Autor:
Leonardo Sampaio
Um Guará de
tanto chupar cana ficou gordo e baixinho. Ele vivia no campo em um lugar
chamado queimada, que ficava bem distante das áreas urbanas e bem próxima da
comunidade negra do Urubu. Era um animal que tinha muito medo de andar à noite,
por isso gostava de aproveitar os dias para visitar familiares, passear ou
fazer negócios. Seu transporte preferido era andar montado em uma mula branca,
mansa, paciente e bastante robusta para agüentar o peso do Guará. Nessas suas
andanças nem sempre dava tempo resolver tudo que queria antes de escurecer. E os
motivos eram variados, podia ser devido a histórias longas que teve de ouvir, ou
um bate-papo, um almoço e uma soneca depois da refeição e até um jantar. Assim
o dia ia passando, o sol vai se pondo, os pássaros param de cantar e se
recolhem aos seus galhos ou ninhos, os animais deitam e repousam remoendo o
alimento, que comeu durante o dia. A noite escura chega, as estrelas vão
brilhando, o sereno começa a cair, o clima vai esfriando e quando tem lua cheia
a paisagem da caatinga e do serrado no sertão nordestino fica mais encantador.
Porém, durante
as noites muitas coisas estranhas acontecem nas matas que ficam ao lado das
estradas empoeiradas ou úmidas das chuvas. São coisas que aparecem e fazem
arrepiar, como: o barulho da rasga mortalha, o canto da coruja, o assobio da caipora
e o açoite nos cachorros, as almas do purgatório, tochas de fogo, lobisomem,
morcego vampiro, raposa pegando galinhas, furão, comendo ovo nos ninhos e o
pior de tudo é que no caminho mais próximo pra sua casa ao passar pelo Sítio
Gruta tem o Bode da Braúna que é um bicho valente e destemido que sai de dentro
da mata e pula no meio da estrada na hora em que o bicho homem aparece em seu
território, durante a noite.
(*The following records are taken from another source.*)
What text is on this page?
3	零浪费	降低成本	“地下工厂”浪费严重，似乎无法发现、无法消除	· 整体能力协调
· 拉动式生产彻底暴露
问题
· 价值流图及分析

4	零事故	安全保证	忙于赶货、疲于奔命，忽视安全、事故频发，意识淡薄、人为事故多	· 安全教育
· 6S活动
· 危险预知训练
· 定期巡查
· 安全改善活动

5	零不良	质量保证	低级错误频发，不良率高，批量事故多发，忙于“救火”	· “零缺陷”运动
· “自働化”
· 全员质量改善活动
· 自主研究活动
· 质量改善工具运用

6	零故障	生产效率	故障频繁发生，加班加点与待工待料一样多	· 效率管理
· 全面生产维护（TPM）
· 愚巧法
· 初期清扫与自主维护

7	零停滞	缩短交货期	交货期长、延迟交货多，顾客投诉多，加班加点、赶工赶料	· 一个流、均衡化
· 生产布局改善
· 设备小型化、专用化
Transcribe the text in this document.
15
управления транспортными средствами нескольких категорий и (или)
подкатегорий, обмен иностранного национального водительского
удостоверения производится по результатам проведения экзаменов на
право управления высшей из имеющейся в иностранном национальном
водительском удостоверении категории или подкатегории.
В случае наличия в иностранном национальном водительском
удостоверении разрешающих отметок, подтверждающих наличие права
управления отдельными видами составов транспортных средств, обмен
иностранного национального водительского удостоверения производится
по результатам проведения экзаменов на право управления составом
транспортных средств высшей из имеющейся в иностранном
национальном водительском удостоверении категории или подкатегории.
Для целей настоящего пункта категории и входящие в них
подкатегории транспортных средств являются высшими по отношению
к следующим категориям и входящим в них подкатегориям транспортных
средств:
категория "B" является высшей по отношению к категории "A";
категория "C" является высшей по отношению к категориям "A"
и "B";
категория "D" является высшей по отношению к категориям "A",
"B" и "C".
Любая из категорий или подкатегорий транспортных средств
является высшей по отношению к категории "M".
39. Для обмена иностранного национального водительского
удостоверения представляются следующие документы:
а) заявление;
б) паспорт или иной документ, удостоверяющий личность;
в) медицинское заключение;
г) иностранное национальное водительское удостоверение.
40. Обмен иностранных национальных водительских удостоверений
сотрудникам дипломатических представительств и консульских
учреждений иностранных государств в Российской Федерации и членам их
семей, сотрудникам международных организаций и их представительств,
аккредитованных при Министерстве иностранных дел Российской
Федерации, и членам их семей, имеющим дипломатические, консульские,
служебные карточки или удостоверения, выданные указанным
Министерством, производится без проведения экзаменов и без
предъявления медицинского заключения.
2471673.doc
Já na outra estrada mais longa pra chegar a sua
casa, indo pelo Sítio Roncadeira, aparece às almas do purgatório pedindo reza
pra se salvar ou as tochas de fogo em lugares onde o bicho homem foi
assassinado e condenado ao inferno.
Tudo isso
assusta até a mula que chega mesmo a se acôar pra não passar. Por isso, não tem
quem faça o Guará passar nesse caminho depois que escurece, nem mesmo com a
companhia da mula. Quando acontece de chegar à noite e o Guará ainda estiver
distante de casa, ele dá um grito chamando atenção dos amigos, vai até a casa do
parente Guaxinim e um dos filhotes muito corajoso, que não tem medo de nada,
vai deixá-lo em casa, montado em um cavalo. Depois o filhote de Guaxinim volta
sozinho sem temer nenhuma assombração, porque aprendeu na escola que o animal
mais perigoso é o bicho homem que destrói até o próprio ambiente que ele mesmo
mora. Mas o filhote de Guaxinim é destemido assim, porque aprendeu também, que todas
essas histórias, são lendas e que nada acontece de verdade, a não ser criada
pelo medo, ou pela criação da mente humana, como o sonho.